Switzerland is like that. It's highly unique among the larger European countries and because of that rare difference, it would make an otherwise simple pattern of, for the most part, tighter gun laws = less gun-related incidents into a more complex one. Not that it would have the power to instantly flip that around, but it could muddle things a little.
I believe I have stated that correctly, but feel free to say if I was off anywhere, RM or anyone else.
Personally, I think that if we aren't going to enact tighter gun control, the only other thing to do is focus on why we have so many shootings. Of course, the ones that get the most media attention are the sensational shootings by some psychopath with delusions of grandeur, but most of the gun violence that goes down in this country isn't like that. And those who are truly insane probably will attempt it no matter how difficult it would be to do since that's all they want to do in life. However, most criminals aren't criminals because they're the Joker and just enjoy the thrill of the hunt, unless, ironically, they're wealthy and bored and know they can get away with it and are just in it for the power trip. Luckily, most people aren't rich. Unfortunately, that leads to the much more common reasons, the Walter White-style story of being stuck between a rock and a hard place and having nowhere else to go and no way out and no way to provide for themselves or their family. Because related to having such a high gun-crime rate is that we have the most prisoners in the world. So now we have the full cycle:
1) Lots of poor people with no safety-net resort to crime to make a living.

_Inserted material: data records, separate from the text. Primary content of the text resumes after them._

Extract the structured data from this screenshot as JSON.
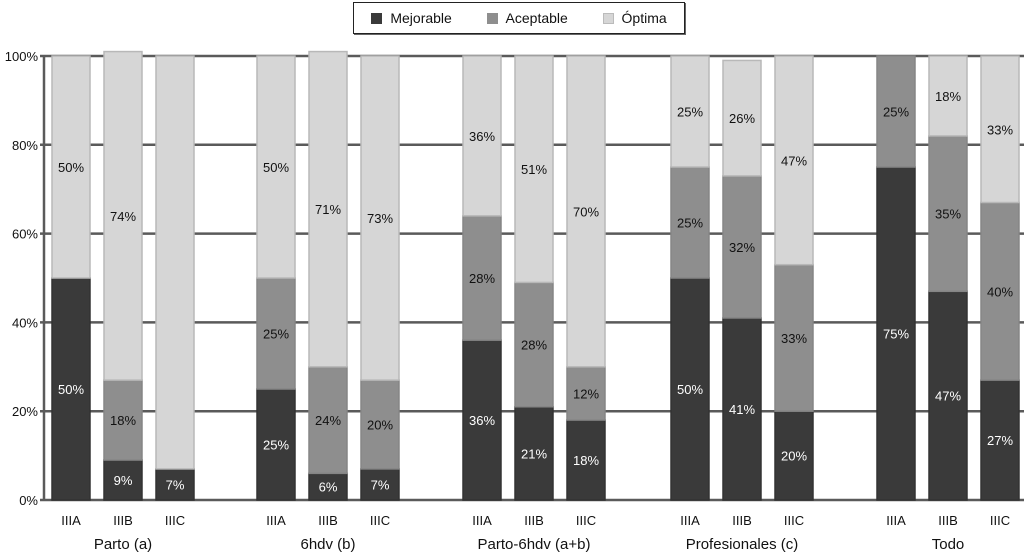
{
  "chart_data": {
    "type": "bar",
    "stacked": true,
    "title": "",
    "xlabel": "",
    "ylabel": "",
    "ylim": [
      0,
      100
    ],
    "y_ticks": [
      "0%",
      "20%",
      "40%",
      "60%",
      "80%",
      "100%"
    ],
    "grid": true,
    "legend_position": "top-center",
    "groups": [
      "Parto (a)",
      "6hdv (b)",
      "Parto-6hdv (a+b)",
      "Profesionales (c)",
      "Todo"
    ],
    "categories": [
      "IIIA",
      "IIIB",
      "IIIC"
    ],
    "series": [
      {
        "name": "Mejorable",
        "color": "#3a3a3a",
        "values": [
          [
            50,
            9,
            7
          ],
          [
            25,
            6,
            7
          ],
          [
            36,
            21,
            18
          ],
          [
            50,
            41,
            20
          ],
          [
            75,
            47,
            27
          ]
        ],
        "labels": [
          [
            "50%",
            "9%",
            "7%"
          ],
          [
            "25%",
            "6%",
            "7%"
          ],
          [
            "36%",
            "21%",
            "18%"
          ],
          [
            "50%",
            "41%",
            "20%"
          ],
          [
            "75%",
            "47%",
            "27%"
          ]
        ]
      },
      {
        "name": "Aceptable",
        "color": "#8e8e8e",
        "values": [
          [
            0,
            18,
            0
          ],
          [
            25,
            24,
            20
          ],
          [
            28,
            28,
            12
          ],
          [
            25,
            32,
            33
          ],
          [
            25,
            35,
            40
          ]
        ],
        "labels": [
          [
            "",
            "18%",
            ""
          ],
          [
            "25%",
            "24%",
            "20%"
          ],
          [
            "28%",
            "28%",
            "12%"
          ],
          [
            "25%",
            "32%",
            "33%"
          ],
          [
            "25%",
            "35%",
            "40%"
          ]
        ]
      },
      {
        "name": "Óptima",
        "color": "#d6d6d6",
        "values": [
          [
            50,
            74,
            93
          ],
          [
            50,
            71,
            73
          ],
          [
            36,
            51,
            70
          ],
          [
            25,
            26,
            47
          ],
          [
            0,
            18,
            33
          ]
        ],
        "labels": [
          [
            "50%",
            "74%",
            ""
          ],
          [
            "50%",
            "71%",
            "73%"
          ],
          [
            "36%",
            "51%",
            "70%"
          ],
          [
            "25%",
            "26%",
            "47%"
          ],
          [
            "",
            "18%",
            "33%"
          ]
        ]
      }
    ]
  },
  "legend": {
    "items": [
      {
        "label": "Mejorable",
        "color": "#3a3a3a"
      },
      {
        "label": "Aceptable",
        "color": "#8e8e8e"
      },
      {
        "label": "Óptima",
        "color": "#d6d6d6"
      }
    ]
  }
}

2) They get arrested and enter the incarceration system for years and years.
3) That's thousands of people, most of which are minorities, costing a lot of money to just to rot behind bars, often not getting an education, not contributing to the workforce or economy, not desiring to become good citizens or trust the system since it abandoned them in the first place.
4) All the money that could go towards bettering the lives of our poorest people instead goes towards the prison-industrial complex or military-industrial complex.
5) Wind up back at the start, worse off each time.
A lot of European countries avoid this entirely by pretty much doing the opposite every step of the way, caring for their most vulnerable instead of spending billions on prisons or armies.
And there you have my left-wingnut conspiracy theory for what's wrong with America.
Also, Fifths, if the mention of Moloch is a Howl reference, nice use of high school literature in your argument. That's not sarcasm, seriously.